Con este panorama por delante, la situación de la economía argentina luce con algunas ventajas que pueden resultar muy favorables para el país. Los alimentos siguen teniendo precios internacionales buenos y nada indica que vayan a caer en el futuro próximo, la debilidad del dólar favorece la competitividad de los productos argentinos en los mercados internacionales y Argentina puede mostrar una situación macroeconómica muy mejorada respecto de la que solía exhibir en otras épocas. De hecho, la economía ha sido capaz de “aguantar” una salida de capitales mayúscula en los dos últimos años, sin que se haya desmoronado todo su andamiaje económico-financiero.
Sin embargo, tener una buena defensa no es suficiente si se quiere ganar el partido. Para estar entre quienes tienen éxito en el partido de crecer en forma sostenida, la experiencia de otros países muestra que la inversión y la productividad son los factores clave. Necesitamos ampliar los recursos de capital con que cuenta la economía, tanto físico como humano, y necesitamos mejorar sustancialmente la productividad y competividad de esos recursos productivos.

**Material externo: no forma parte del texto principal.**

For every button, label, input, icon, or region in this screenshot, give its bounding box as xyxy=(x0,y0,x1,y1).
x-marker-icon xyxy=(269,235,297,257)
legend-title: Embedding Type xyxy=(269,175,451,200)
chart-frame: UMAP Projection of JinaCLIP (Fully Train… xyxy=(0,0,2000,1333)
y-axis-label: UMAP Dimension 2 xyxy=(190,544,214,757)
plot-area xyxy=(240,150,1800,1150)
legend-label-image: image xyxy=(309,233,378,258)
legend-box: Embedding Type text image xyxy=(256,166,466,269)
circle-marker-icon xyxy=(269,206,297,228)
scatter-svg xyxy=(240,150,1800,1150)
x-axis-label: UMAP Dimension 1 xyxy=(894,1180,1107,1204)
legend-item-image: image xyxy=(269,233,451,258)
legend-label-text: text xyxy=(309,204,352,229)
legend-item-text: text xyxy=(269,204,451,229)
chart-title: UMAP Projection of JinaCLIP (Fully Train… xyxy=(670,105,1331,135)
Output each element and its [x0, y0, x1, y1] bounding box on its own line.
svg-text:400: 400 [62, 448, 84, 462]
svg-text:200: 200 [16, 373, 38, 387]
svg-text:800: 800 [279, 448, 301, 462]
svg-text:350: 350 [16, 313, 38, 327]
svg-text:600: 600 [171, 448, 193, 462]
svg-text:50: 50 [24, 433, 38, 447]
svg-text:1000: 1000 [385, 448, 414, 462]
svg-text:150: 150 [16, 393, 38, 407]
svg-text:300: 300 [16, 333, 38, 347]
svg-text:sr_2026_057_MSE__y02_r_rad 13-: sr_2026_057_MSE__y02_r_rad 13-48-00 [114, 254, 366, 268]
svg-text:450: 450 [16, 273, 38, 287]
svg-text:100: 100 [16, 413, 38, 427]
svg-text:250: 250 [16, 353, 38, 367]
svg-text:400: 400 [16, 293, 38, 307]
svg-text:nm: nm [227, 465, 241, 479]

Es el único camino que permite crear empleo en forma sostenida, que esos empleos sean de calidad y bien remunerados y, al mismo tiempo, que la sociedad disponga de recursos para enfrentar los enormes problemas sociales que dejaron las crisis que han aquejado recurrentemente al país en las últimas décadas.
En ambos planos la inversión juega el rol más importante. Los países que no invierten sostenidamente o no lo hacen eficientemente, a la corta o a la larga dejan de crecer y se sumergen en la discusión de repartir una torta que es cada vez más chica conforme aumentan la población y sus necesidades.
Invertir más y mejor exige un marco económico apropiado y recursos financieros. En este último aspecto Argentina presenta una situación paradójica. El ahorro interno es escaso cuando se lo compara con otros países de la región y, por supuesto, si la comparación se hace con respecto a los asiáticos. Lo más notable, sin embargo, es que parte de ese ahorro se invierte sistemáticamente en otros mercados, tal como surge del superávit de la cuenta corriente del balance de pagos y la crónica acumulación de activos que los argentinos hacen en el exterior. La combinación de ambos fenómenos es letal para la inversión, porque sólo los proyectos extremadamente rentables pueden atraer el restringido financiamiento disponible.
Como contrapartida, tenemos países en la región que han sido capaces no sólo de retener su ahorro sino de atraer ahorro del exterior a costos muy accesibles. Brasil, Perú, Colombia se han sumado últimamente a otras naciones que ya lo habían conseguido previamente. De ese modo, los proyectos de inversión en Argentina tienen fuertes desventajas para competir con otras localizaciones en la región y en el mundo, que cuentan con la posibilidad de financiarse a costos que resultan menos de la mitad de lo que rinde un título público argentino. En un mundo en el cual la producción está ya irreversiblemente cada vez más globalizada, esta desventaja puede ser determinante.
La buena noticia es que en esta oportunidad, a diferencia de otras en el pasado, Argentina ha demostrado que tiene una buena defensa. El desafío ahora es desarrollar las políticas que permitan impulsar en forma sostenida la inversión y el ahorro, especialmente ahora cuando el contexto es favorable. En ese plano, no hay duda de que el sistema financiero será un protagonista clave canalizando el ahorro de los argentinos en favor de quienes invierten y producen en el país.